Slouching Toward Bedlam did something like this; it’s set in London, but the PC is kind of disturbed and will only go to a few places. There are about four main regions with several locations each; you travel between the regions in a chauffeured hansom cab.

As a gamer I would prefer to see an unambiguous message if I try to go somewhere beyond the scope of the game. It should make me say, “Aha! The solution to this game does not incorporate leaving in this direction.”

From the example of the highway —
BAD: “It’s too far to walk to the next town.”
GOOD: “It’s many miles to the next town.”
BETTER: “You couldn’t get to the next town in time to bring help. You’d better concentrate on finding a solution here.”

The first answer makes me think, “Aha, I could get to the next town if I could find a ride!” and I’d start to search for a bicycle, a horse, or maybe I’d hitchhike.
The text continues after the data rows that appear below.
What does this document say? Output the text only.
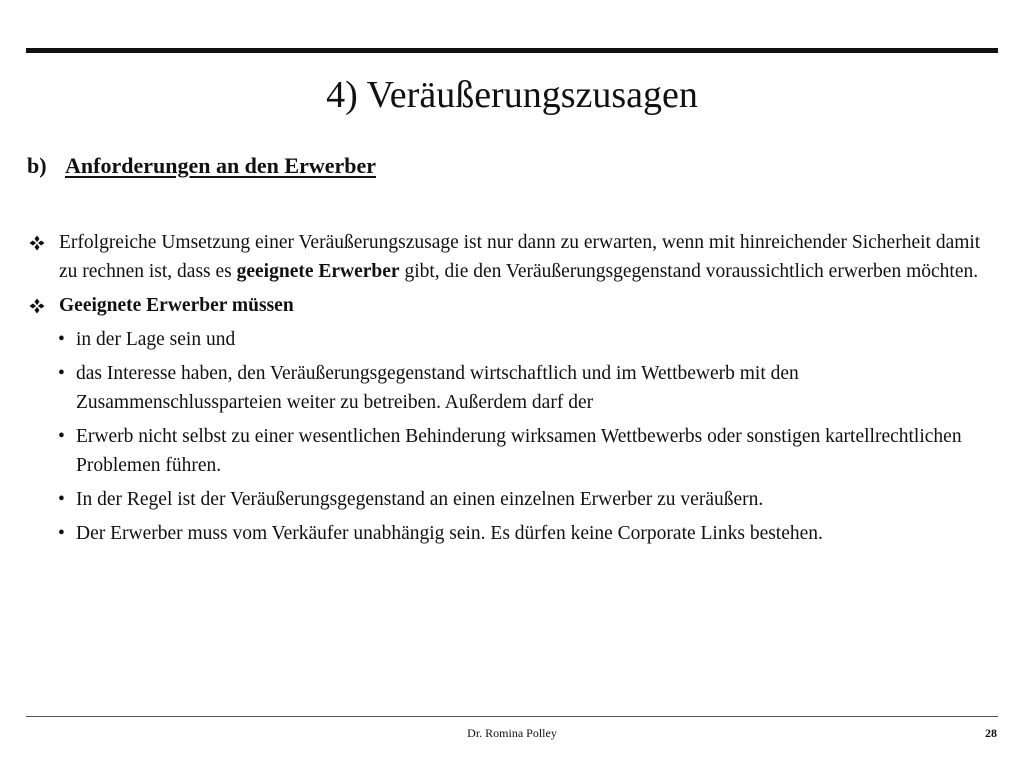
4) Veräußerungszusagen
b) Anforderungen an den Erwerber
Erfolgreiche Umsetzung einer Veräußerungszusage ist nur dann zu erwarten, wenn mit hinreichender Sicherheit damit zu rechnen ist, dass es geeignete Erwerber gibt, die den Veräußerungsgegenstand voraussichtlich erwerben möchten.
Geeignete Erwerber müssen
• in der Lage sein und
• das Interesse haben, den Veräußerungsgegenstand wirtschaftlich und im Wettbewerb mit den Zusammenschlussparteien weiter zu betreiben. Außerdem darf der
• Erwerb nicht selbst zu einer wesentlichen Behinderung wirksamen Wettbewerbs oder sonstigen kartellrechtlichen Problemen führen.
• In der Regel ist der Veräußerungsgegenstand an einen einzelnen Erwerber zu veräußern.
• Der Erwerber muss vom Verkäufer unabhängig sein. Es dürfen keine Corporate Links bestehen.
Dr. Romina Polley	28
SOMETIMES BETTER STILL: Check the design to see if the highway even needs to be mentioned. Sometimes, a little tweak to the writing can simply remove elements that draw attention to the artifice. Doesn’t work for every game, but it would work for an awful lot of games out there that provide false apparent choices with neither game nor story payoff :confused:

This feels as if I’m stepping off into that very same trackless territory called Digression, but I’d be very wary with this. A game world needs context in order to feel alive, and it actually - I’d argue - needs these areas that point toward a horizon and a surrounding (complete) environment. Mostly, computers being what they are, these surrounding areas cannot be reached (the only games I know where this is untrue is Elite and, to a lesser extent, Morrowind), but I still need them to be there. Otherwise, it gives me the impression of a big nothingness where something ought to be.

I did not suggest otherwise. I think you’ve misunderstood my post.
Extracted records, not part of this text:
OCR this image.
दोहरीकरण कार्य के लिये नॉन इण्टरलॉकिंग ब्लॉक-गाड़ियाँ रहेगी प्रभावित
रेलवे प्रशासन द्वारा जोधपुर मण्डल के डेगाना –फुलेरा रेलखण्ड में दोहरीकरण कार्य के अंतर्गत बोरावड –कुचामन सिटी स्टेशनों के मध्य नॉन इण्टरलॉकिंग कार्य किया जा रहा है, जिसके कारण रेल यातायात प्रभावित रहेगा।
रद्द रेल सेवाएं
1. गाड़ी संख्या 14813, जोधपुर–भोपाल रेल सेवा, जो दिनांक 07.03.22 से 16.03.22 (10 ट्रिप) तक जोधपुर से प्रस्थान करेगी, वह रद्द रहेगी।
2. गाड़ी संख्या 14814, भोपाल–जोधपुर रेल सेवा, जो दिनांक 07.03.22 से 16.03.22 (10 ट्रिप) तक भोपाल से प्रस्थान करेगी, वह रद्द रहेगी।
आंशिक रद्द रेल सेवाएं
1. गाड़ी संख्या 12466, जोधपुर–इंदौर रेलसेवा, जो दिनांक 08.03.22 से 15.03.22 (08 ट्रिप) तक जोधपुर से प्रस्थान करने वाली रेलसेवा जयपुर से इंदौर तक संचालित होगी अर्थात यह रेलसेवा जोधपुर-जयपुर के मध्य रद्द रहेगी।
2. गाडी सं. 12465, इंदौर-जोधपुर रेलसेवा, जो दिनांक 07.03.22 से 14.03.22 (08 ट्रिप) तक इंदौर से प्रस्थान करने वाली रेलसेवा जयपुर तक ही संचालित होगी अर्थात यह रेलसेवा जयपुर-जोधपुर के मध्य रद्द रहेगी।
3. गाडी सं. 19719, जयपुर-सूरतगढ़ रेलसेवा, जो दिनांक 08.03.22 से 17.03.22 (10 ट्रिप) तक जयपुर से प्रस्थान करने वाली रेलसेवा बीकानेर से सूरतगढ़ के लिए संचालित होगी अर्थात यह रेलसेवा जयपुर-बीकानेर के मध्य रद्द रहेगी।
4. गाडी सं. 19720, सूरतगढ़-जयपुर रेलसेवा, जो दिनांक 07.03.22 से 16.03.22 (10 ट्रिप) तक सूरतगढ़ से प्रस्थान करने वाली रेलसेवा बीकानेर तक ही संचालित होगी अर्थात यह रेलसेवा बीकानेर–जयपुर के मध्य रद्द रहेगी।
I agree, and did not suggest otherwise.

I agree, and did not suggest otherwise.

I have not advocated constructing a world without such details.
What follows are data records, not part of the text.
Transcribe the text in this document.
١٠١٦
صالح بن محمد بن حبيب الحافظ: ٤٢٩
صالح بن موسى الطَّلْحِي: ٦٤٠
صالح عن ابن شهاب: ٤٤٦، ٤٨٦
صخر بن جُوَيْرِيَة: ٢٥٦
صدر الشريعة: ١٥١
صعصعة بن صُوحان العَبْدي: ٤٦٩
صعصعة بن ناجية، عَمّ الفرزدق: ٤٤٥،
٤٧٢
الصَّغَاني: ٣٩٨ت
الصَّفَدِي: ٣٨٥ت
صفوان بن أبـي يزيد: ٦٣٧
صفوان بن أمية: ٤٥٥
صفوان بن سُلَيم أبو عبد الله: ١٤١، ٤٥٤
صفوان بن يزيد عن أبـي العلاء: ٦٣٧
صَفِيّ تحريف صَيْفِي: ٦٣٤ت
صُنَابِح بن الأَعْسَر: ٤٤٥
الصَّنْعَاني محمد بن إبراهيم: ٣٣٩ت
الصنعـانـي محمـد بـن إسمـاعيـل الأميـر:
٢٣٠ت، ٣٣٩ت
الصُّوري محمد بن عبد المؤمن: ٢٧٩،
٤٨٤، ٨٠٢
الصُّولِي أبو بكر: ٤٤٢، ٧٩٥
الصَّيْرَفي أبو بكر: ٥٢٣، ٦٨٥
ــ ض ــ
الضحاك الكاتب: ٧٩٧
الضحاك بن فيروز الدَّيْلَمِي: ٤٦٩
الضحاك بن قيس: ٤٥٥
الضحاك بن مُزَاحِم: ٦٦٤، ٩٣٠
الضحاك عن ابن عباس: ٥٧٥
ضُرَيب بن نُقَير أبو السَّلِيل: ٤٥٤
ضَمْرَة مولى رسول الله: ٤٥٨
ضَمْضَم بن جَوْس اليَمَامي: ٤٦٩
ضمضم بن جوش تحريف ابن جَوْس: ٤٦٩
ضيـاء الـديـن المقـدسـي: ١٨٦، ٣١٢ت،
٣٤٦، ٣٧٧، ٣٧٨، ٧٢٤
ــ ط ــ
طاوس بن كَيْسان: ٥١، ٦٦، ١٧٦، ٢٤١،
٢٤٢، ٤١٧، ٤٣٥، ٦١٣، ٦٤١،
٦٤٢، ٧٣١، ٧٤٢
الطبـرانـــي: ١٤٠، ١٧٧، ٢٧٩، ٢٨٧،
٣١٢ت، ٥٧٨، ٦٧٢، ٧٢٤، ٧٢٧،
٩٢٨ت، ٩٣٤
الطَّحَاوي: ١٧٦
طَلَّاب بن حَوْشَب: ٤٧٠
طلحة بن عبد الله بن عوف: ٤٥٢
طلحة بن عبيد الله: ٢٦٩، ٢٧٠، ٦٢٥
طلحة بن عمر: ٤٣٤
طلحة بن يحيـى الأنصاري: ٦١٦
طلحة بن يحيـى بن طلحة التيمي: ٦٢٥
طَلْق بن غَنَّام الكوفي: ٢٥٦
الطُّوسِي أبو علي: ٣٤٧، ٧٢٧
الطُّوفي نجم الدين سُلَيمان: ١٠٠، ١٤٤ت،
Conceded. I think I meant it not as a refutal but rather as a cautionary note. The technique you described is sound, and I mainly agreed (in that it should be used judiciously, or so I interpreted your words to mean). As an author, you often want people to notice something but still not make it accessible, simply to add the sense that the world is large and varied.

Does that make more sense?

Absolutely. The trick (if we dare call it a trick) is to present it as a view of the larger world without specifically presenting it as a tease or false choice.

Right, I see your point. It’s like some of those graphical adventures that saw hundreds of players consistently trying to get past one given piece of scenery, simply because they knew (without reason) that there had to be something significant on the other side. :slight_smile:

A satisfying solution to this problem will depend entirely on the context of the work. We can procedurally generate rooms, create artificial obstacles, bend the PC’s will – and experiment with combinations thereof. The best solution will be one that complements the work.

As long as we don’t cue the player toward an unimplemented room, then we can take comfort in the fact that most players aren’t going to be upset when they can’t travel any direction at any given moment. Reasonable readers are willing to suffer the genre’s limitations as long as we do so with a modicum of grace. (This is why creating artificial obstacles is always more satisfying than letting the default parser response block the player’s movement.)